Et le gouvernement centrafricain de transition n’a pour l’instant fait aucun commentaire. Pour Ibrahim Ahamat, ce n’est pas la première fois que des troupes étrangères commettent des viols de civils en Centrafrique, habituée aux coups d’État et rébellions armées depuis l’indépendance en 1960, et où se sont succédé de nombreuses opérations internationales de maintien de la paix. «Une cour pénale spéciale (chargée de juger les crimes graves commis durant la crise) a été créée en Centrafrique.

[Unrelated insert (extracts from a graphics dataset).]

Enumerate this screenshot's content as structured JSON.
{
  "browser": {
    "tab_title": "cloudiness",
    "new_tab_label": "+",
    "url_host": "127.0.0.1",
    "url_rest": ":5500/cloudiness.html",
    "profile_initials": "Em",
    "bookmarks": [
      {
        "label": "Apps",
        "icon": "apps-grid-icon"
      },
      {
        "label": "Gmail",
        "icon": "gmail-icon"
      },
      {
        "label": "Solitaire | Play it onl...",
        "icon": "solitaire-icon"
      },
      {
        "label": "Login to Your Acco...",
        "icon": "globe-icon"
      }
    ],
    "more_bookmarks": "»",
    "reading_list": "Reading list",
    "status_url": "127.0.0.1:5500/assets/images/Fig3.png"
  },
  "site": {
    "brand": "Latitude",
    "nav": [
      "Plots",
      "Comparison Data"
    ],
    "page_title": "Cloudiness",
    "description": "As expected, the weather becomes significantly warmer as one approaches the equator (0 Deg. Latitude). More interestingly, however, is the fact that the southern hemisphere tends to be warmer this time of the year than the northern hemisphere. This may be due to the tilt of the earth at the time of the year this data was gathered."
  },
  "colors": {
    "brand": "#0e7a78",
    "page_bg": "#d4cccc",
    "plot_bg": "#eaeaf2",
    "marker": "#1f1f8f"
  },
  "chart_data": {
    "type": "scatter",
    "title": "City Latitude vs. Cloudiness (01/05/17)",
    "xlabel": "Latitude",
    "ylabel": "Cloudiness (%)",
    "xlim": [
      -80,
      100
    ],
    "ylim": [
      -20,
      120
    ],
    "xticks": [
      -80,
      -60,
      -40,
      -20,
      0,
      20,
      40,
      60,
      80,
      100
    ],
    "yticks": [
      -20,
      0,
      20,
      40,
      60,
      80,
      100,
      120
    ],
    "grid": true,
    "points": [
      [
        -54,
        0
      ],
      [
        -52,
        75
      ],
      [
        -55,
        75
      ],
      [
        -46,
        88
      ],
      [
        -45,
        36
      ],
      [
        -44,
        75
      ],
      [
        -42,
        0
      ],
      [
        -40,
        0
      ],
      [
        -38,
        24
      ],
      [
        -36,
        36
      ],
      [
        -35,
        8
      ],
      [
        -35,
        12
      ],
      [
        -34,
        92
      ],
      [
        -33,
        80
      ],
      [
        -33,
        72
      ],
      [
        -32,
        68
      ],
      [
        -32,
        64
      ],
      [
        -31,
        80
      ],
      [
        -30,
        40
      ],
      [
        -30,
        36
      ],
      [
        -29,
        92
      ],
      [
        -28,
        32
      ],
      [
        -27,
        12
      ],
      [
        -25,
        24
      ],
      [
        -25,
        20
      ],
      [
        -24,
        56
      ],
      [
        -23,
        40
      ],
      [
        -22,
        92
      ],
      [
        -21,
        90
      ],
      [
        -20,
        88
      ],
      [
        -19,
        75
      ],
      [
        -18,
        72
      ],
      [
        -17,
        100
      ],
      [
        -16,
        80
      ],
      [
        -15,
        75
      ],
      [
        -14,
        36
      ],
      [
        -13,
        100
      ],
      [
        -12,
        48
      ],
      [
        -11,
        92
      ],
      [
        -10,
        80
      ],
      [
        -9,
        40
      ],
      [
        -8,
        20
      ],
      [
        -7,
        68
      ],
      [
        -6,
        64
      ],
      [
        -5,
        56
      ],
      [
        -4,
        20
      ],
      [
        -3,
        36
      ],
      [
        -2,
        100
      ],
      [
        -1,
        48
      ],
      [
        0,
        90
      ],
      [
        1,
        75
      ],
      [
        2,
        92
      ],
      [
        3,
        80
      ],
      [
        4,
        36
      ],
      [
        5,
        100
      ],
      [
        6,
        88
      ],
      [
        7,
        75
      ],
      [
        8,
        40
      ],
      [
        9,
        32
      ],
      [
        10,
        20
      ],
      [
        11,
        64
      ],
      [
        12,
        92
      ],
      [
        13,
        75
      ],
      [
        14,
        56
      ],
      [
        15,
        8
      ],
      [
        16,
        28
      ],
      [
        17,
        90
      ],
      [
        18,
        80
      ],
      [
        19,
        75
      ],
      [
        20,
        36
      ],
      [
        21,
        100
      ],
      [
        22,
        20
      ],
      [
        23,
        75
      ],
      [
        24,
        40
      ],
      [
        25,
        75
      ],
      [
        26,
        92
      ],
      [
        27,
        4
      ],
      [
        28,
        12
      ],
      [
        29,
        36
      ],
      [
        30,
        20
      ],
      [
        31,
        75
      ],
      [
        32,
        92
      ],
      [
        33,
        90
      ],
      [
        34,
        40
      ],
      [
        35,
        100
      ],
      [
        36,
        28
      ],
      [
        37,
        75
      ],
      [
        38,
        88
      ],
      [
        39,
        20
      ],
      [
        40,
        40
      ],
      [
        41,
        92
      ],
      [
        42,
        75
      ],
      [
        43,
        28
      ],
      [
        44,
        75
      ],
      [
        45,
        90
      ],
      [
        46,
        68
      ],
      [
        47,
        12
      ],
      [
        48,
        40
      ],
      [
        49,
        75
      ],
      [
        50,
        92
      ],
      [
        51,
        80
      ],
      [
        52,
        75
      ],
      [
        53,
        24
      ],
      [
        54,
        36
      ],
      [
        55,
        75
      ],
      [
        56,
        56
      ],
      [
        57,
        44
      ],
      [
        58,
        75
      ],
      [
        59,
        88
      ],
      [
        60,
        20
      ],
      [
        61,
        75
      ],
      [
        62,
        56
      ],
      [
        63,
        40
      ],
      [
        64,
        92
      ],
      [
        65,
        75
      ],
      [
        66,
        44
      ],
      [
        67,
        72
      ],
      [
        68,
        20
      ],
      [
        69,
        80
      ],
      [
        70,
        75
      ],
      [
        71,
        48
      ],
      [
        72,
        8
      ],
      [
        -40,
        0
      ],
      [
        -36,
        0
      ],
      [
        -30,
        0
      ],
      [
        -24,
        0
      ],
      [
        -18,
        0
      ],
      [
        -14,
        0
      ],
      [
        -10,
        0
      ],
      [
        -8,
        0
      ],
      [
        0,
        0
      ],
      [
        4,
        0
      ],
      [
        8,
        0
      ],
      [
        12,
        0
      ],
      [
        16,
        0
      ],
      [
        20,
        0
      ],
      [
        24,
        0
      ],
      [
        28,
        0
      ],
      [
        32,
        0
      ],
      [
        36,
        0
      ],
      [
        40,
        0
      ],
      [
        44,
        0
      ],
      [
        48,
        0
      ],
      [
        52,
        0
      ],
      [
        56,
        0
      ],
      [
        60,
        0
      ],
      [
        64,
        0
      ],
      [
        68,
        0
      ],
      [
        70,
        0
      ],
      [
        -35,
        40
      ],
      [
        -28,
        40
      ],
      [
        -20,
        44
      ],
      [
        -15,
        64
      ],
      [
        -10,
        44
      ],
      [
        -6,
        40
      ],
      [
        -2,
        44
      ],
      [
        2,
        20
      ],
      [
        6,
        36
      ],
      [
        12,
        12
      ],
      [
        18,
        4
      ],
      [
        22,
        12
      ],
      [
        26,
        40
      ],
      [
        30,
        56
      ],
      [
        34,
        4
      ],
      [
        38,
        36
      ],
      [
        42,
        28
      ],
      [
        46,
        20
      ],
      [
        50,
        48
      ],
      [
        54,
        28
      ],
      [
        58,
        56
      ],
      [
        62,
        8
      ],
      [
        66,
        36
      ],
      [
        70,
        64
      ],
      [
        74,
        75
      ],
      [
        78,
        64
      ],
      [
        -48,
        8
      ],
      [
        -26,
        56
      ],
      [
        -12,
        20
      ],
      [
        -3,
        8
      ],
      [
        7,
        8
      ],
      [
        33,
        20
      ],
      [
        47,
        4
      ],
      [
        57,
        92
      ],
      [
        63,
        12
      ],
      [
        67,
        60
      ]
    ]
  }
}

Qu’elle se saisisse de cette affaire, que les auteurs soient jugés, voire radiés de l’armée. Rien ne nous garantit que ces soldats, une fois rapatriés en France, seront réellement jugés pour que les victimes aient réparation», poursuit-il. Mais Aïcha se veut plus mesurée. Dans son salon de coiffure, la jeune femme a «seulement écouté à la radio que c’est l’armée française qui a violé des enfants de 9 ans». Mais, juge-t-elle, il faut désormais laisser la justice «faire son travail».